Zero copy technology classification
The development of zero-copy technology is very diversified, and there are many kinds of zero-copy technology available. However, there is no zero-copy technology suitable for all scenarios. For Linux, there are many existing zero-copy technologies. Most of these zero-copy technologies exist in different Linux kernel versions. Some old technologies have been greatly developed between different Linux kernel versions or have been gradually replaced by new technologies. This article divides these zero-copy technologies into different scenarios for which they are applicable. In summary, the zero-copy technologies in Linux mainly include the following:
- Direct I/O: For this type of data transfer, applications have direct access to the hardware storage, and the operating system kernel only assists in data transfer: This type of zero-copy technique is intended for cases where the operating system kernel does not need to process the data directly, and the data can be transferred directly between the buffer of the application address space and disk, without the support of the page cache provided by the Linux operating system kernel.

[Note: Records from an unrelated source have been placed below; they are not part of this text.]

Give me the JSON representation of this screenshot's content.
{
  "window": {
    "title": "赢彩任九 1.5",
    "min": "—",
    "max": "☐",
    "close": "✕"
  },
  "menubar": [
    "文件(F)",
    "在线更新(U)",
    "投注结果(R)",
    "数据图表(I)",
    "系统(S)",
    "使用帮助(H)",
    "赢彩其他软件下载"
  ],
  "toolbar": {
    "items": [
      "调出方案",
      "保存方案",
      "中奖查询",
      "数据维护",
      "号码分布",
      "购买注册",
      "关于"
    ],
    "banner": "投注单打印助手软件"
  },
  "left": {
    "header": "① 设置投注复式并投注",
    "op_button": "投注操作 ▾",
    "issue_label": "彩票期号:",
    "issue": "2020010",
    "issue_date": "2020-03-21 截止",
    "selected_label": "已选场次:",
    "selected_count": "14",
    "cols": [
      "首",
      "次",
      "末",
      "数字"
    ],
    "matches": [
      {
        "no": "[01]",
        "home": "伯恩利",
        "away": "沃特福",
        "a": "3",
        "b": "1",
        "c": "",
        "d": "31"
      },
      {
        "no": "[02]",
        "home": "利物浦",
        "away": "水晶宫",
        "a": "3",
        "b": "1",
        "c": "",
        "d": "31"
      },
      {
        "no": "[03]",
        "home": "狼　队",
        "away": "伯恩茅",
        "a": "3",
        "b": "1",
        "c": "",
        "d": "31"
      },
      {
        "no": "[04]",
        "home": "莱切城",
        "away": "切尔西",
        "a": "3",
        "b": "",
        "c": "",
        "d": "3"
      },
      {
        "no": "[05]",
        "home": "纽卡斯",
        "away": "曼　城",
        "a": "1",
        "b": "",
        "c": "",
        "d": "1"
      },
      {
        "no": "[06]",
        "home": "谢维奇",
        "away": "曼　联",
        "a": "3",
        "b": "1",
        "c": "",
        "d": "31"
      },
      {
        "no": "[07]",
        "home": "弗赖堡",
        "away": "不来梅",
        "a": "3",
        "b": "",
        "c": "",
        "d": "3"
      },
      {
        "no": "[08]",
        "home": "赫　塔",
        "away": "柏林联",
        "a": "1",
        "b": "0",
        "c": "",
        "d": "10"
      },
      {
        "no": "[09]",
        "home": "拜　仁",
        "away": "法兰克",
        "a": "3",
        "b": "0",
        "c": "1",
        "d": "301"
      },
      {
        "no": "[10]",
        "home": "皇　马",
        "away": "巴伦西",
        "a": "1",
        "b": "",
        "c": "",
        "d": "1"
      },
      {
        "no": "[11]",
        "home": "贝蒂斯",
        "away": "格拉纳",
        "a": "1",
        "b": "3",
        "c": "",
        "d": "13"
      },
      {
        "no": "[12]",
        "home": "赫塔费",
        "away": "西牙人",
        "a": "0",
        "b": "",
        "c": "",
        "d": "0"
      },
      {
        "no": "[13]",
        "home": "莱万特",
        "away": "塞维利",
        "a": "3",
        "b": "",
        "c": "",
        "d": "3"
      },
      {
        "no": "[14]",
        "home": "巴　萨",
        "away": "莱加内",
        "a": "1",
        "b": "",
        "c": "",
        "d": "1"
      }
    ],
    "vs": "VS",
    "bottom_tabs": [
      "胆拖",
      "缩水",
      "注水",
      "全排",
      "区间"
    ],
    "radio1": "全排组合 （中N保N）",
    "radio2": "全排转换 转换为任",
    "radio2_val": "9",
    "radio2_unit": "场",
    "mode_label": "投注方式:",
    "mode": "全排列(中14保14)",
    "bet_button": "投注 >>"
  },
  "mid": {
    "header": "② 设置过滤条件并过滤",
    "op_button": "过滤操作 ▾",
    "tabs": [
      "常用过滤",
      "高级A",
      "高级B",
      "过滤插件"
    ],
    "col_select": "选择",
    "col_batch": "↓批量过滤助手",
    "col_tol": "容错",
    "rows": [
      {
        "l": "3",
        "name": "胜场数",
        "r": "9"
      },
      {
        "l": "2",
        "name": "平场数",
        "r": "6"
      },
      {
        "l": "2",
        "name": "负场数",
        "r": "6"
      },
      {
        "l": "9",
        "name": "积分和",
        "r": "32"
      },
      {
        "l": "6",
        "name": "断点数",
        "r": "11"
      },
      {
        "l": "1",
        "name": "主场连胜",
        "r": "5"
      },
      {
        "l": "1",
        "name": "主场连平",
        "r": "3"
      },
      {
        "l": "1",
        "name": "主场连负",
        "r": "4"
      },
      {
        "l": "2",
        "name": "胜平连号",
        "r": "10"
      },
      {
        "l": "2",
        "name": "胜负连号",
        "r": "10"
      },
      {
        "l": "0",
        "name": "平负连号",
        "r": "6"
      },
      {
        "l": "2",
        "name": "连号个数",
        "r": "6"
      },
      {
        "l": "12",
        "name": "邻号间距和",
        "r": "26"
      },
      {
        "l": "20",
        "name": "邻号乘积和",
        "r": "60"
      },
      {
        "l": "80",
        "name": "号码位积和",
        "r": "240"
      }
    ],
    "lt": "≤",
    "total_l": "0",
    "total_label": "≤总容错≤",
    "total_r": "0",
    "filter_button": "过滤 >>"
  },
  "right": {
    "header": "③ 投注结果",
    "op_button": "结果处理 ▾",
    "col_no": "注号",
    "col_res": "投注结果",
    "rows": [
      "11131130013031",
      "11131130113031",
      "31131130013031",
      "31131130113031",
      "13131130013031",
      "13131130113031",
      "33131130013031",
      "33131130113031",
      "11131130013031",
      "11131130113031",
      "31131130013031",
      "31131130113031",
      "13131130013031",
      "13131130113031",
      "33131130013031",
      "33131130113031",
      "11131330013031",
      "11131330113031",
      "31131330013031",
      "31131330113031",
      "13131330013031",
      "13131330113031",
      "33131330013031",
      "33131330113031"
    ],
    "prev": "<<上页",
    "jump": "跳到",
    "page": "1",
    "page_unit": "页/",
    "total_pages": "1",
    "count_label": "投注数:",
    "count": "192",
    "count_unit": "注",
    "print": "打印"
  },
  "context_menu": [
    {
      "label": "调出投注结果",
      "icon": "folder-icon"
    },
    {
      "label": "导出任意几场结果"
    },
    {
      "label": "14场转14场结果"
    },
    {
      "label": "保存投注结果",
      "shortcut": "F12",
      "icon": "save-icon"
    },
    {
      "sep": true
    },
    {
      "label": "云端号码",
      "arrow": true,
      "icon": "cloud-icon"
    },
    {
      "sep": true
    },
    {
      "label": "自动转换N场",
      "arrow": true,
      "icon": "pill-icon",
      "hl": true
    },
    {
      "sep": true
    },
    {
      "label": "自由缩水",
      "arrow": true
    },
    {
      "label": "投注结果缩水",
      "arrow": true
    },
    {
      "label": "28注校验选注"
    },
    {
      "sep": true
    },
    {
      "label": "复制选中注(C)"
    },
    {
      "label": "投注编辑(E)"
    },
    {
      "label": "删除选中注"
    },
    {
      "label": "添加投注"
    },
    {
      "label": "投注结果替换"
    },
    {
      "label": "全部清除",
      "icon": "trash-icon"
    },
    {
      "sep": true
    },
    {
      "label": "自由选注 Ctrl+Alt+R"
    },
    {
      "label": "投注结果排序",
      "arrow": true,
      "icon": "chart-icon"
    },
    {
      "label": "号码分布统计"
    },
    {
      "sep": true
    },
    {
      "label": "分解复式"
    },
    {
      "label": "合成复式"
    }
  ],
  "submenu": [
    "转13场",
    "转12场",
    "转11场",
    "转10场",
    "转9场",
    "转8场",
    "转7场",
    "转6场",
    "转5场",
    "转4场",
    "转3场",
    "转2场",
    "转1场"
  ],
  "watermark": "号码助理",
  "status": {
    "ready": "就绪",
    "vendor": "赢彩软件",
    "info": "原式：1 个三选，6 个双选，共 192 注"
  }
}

- During data transfer, avoid copying data between the buffer of the operating system kernel address space and the buffer of the user application address space. Sometimes the application does not need to access the data while it is being transferred, so copying the data from Linux’s page cache into the user process’s buffer can be completely avoided and the transferred data can be processed in the page cache. In some special cases, this zero-copy technique can achieve better performance. Linux provides similar system calls to mmap(), sendFile (), and splice().
- Optimize the transfer of data between the Linux page cache and the user process buffer. The zero-copy technique focuses on flexible copying of data between the user process buffer and the operating system’s page cache. This method continues the traditional way of communication, but is more flexible. In Linux, this approach mainly utilizes copy-on-write technology.
The purpose of the first two types of methods is to avoid buffer copying between the application address space and the operating system kernel address space. These two types of zero-copy techniques are usually suitable for special situations, such as transferring data that does not need to be processed by the operating system kernel or by applications. The third method inherits the traditional concept of data transmission between the application address space and the operating system kernel address space, and then optimizes the data transmission itself. We know that data transfer between hardware and software can be done using DMA, which almost doesn’t involve the CPU, freeing up the CPU to do a lot of other things. But when data needs to be transferred between the buffer of the user’s address space and the page cache of the Linux kernel, there is no such thing as DMA, and the CPU needs to be fully involved in copying the data. So the purpose of this third type of method is to effectively improve the efficiency of data transfer between the user address space and the operating system kernel address space.